Among the names of "disappeared" men and women given to The Independent by an Algerian lawyer are those of young women uninvolved in politics - let alone religious extremism - of old men and, in one case, a paraplegic in a wheelchair. A 28-year-old woman called Amina Bensli-mane, who was arrested almost three years ago by security police, is believed to have died under torture at the Chateauneuf police station in Algiers. The relatives of another woman have been told that the bones of one of her feet were broken while she was being interrogated about her brother who is a suspected member of an opposition group.

Confidential evidence from another Algerian lawyer states that a young newly married woman was raped in front of her husband to force him to reveal details of an Islamist group to which it was alleged he belonged. In the past, released prisoners have told of the gang-rape of women prisoners - in one case the rape of a grandmother who was dragged from a torture room covered in blood.
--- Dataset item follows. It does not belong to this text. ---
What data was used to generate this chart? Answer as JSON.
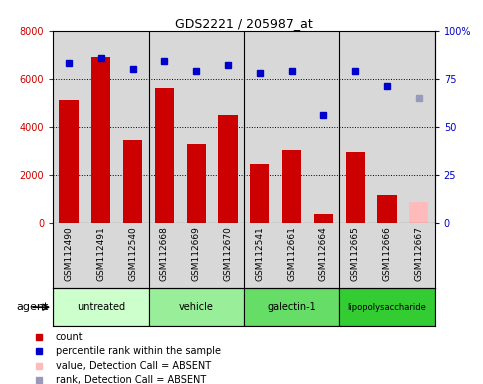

Most of the torture in Algiers is carried out in two police commissariats, at Chateauneuf and at Cavignac.

These two torture centres exert terror over the population of Algiers where - on the evidence of two women whose loved ones have been arrested, never to be seen again - men and women are now taken from their homes without arrest warrants or the production of identification papers by the security forces. "You cannot compare 'excesses' with putting babies in ovens," a government official told The Independent in Algiers last week. The frightful reality, however, is that the two sides are now competing in cruelty.

Inspector Abdessalam, who was in charge of police ordnance at the Dar al-Baida police station near Algiers international airport, has described how he watched as suspected "Islamists" were interrogated by torturers - some of whose names have been given to The Independent.

"Sometimes .... prisoners were forced to drink acid or a cloth was tied to their mouths and acid poured over it," he said. "Prisoners were forced to stand next to tables with their testicles on the table and their testicles would be beaten .... A small number of prisoners gave information. Some preferred to be killed. Some died under water torture." Similar testimony came from a female detective called Dalilah who watched two men die strapped to a ladder in the Cavignac police station when their stomachs burst after salt water was pumped into them.